As scientists continue to pursue various 'omics-based research, there is a need for high quality data for the most fundamental 'omics of all: genomics. The bacterium Paenibacillus larvae is the causative agent of the honey bee disease American foulbrood. If untreated, it can lead to the demise of an entire hive; the highly social nature of bees also leads to easy disease spread, between both individuals and colonies. Biologists have studied this organism since the early 1900s, and a century later, the molecular mechanism of infection remains elusive. Transcriptomics and proteomics, because of their ability to analyze multiple genes and proteins in a high-throughput manner, may be very helpful to its study. However, the power of these methodologies is severely limited without a complete genome; we undertake to address that deficiency here.

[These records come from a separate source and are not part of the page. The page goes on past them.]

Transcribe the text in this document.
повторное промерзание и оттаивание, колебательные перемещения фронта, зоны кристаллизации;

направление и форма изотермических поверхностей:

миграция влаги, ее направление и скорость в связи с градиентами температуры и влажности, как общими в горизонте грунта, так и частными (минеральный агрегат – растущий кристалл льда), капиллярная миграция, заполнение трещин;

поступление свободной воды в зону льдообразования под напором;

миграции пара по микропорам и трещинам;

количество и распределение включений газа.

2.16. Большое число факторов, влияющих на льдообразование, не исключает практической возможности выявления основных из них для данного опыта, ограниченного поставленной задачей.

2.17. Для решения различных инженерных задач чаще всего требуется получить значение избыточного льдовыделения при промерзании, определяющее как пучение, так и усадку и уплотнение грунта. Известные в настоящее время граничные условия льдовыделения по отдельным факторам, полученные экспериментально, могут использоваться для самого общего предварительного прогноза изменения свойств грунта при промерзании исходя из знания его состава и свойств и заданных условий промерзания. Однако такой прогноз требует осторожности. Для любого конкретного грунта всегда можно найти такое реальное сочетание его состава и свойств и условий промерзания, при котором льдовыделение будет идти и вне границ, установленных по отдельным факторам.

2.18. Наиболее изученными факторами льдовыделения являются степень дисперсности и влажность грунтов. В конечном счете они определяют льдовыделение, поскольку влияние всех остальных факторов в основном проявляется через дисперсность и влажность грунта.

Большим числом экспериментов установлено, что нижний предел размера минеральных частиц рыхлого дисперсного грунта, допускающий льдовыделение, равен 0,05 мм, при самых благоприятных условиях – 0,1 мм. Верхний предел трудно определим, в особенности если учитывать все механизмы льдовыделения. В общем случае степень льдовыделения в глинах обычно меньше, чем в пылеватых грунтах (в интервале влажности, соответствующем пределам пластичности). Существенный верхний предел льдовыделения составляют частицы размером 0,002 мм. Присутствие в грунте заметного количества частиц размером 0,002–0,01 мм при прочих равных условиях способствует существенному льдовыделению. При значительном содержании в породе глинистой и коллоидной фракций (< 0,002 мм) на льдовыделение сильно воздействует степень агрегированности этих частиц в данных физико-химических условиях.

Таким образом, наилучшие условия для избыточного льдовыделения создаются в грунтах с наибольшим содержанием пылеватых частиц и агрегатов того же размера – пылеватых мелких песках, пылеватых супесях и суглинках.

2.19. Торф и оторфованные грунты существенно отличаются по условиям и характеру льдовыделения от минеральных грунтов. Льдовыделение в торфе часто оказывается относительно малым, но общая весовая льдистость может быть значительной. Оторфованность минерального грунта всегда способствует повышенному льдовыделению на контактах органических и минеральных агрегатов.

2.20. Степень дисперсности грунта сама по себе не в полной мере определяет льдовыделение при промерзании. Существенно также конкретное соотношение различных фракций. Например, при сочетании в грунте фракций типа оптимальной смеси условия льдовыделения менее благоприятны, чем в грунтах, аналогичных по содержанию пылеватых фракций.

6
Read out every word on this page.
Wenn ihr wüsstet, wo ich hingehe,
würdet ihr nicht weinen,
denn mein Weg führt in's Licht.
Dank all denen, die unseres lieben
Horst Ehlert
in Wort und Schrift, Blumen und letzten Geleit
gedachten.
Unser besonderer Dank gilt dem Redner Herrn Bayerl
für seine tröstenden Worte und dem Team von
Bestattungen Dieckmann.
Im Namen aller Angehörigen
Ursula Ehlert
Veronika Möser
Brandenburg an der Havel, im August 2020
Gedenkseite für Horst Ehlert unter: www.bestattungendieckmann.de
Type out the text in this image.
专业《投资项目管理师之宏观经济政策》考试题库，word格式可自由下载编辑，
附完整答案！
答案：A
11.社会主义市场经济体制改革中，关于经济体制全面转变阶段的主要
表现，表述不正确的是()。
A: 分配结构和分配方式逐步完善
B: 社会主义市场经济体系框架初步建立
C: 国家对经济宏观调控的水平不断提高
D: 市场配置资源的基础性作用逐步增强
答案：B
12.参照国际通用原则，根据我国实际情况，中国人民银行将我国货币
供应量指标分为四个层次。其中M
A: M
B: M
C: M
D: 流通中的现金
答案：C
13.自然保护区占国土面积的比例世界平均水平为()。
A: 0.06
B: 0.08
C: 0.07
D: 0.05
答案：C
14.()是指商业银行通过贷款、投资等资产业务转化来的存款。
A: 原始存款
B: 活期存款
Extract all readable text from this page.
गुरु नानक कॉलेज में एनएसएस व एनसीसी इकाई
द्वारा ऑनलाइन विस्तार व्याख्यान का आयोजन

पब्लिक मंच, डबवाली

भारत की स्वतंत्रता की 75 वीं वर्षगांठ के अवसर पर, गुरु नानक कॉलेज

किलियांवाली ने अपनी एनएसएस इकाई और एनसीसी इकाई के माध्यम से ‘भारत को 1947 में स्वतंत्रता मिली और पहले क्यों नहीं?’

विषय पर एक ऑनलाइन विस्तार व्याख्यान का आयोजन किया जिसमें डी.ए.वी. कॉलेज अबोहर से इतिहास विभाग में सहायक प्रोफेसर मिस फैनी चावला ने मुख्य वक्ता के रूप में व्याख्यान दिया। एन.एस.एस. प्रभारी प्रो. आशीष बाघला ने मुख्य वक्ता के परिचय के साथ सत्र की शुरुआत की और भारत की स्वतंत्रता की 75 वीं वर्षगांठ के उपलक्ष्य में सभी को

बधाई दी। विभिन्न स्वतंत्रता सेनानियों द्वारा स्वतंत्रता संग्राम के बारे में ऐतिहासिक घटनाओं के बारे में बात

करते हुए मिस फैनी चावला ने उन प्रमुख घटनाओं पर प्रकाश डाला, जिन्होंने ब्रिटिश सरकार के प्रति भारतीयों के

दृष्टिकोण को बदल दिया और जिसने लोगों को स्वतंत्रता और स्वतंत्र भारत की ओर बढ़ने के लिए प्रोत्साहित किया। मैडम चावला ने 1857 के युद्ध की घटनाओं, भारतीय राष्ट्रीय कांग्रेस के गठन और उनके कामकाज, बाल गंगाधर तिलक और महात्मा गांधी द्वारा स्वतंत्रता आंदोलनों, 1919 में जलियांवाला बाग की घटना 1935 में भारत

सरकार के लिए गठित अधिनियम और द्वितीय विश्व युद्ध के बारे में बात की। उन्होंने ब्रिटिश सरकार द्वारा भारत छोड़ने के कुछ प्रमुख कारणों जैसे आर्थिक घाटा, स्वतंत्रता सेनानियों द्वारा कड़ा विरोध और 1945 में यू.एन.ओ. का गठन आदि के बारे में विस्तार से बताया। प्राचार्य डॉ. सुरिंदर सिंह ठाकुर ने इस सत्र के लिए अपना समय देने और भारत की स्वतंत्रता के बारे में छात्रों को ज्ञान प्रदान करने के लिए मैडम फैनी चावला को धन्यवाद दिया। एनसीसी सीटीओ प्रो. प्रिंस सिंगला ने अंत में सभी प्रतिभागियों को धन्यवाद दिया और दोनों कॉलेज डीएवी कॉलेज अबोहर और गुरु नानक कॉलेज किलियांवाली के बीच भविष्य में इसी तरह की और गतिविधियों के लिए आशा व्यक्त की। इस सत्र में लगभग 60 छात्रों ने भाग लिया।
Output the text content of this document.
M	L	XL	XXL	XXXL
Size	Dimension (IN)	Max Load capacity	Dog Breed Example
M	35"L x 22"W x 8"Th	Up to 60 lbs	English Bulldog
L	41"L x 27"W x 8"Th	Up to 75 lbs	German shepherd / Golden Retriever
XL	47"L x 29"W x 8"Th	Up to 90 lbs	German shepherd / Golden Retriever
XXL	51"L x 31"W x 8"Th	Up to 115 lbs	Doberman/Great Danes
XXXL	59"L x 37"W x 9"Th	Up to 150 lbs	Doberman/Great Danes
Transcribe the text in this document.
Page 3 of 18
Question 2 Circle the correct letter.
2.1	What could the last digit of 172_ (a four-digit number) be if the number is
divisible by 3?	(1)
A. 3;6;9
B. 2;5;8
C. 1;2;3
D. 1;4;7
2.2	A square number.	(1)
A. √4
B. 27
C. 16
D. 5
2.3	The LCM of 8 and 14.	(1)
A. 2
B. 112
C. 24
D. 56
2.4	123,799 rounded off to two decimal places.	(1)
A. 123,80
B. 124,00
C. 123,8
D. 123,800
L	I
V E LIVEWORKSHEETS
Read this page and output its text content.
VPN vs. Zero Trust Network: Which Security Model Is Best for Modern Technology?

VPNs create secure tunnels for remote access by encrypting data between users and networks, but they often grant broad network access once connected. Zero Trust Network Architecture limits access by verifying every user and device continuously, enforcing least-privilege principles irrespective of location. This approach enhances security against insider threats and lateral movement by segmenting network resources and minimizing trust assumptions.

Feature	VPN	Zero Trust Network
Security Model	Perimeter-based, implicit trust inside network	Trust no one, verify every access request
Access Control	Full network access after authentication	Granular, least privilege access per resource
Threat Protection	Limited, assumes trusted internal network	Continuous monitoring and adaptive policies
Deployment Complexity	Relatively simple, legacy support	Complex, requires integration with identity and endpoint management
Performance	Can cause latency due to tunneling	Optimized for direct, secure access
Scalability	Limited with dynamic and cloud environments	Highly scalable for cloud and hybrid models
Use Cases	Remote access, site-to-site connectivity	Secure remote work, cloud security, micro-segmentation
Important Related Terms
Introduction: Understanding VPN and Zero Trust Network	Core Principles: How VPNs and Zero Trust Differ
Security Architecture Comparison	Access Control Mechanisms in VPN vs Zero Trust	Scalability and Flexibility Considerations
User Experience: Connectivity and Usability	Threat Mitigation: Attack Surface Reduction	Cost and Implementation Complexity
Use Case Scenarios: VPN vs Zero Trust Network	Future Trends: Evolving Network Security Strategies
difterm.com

We used the Illumina GAIIx platform and conventional Sanger sequencing to generate a 182-fold sequence coverage of the P. larvae genome, and assembled the data using ABySS into a total of 388 contigs spanning 4.5 Mbp. Comparative genomics analysis against fully-sequenced soil bacteria P. JDR2 and P. vortex showed that regions of poor conservation may contain putative virulence factors. We used GLIMMER to predict 3568 gene models, and named them based on homology revealed by BLAST searches; proteases, hemolytic factors, toxins, and antibiotic resistance enzymes were identified in this way. Finally, mass spectrometry was used to provide experimental evidence that at least 35% of the genes are expressed at the protein level.

This update on the genome of P. larvae and annotation represents an immense advancement from what we had previously known about this species. We provide here a reliable resource that can be used to elucidate the mechanism of infection, and by extension, more effective methods to control and cure this widespread honey bee disease.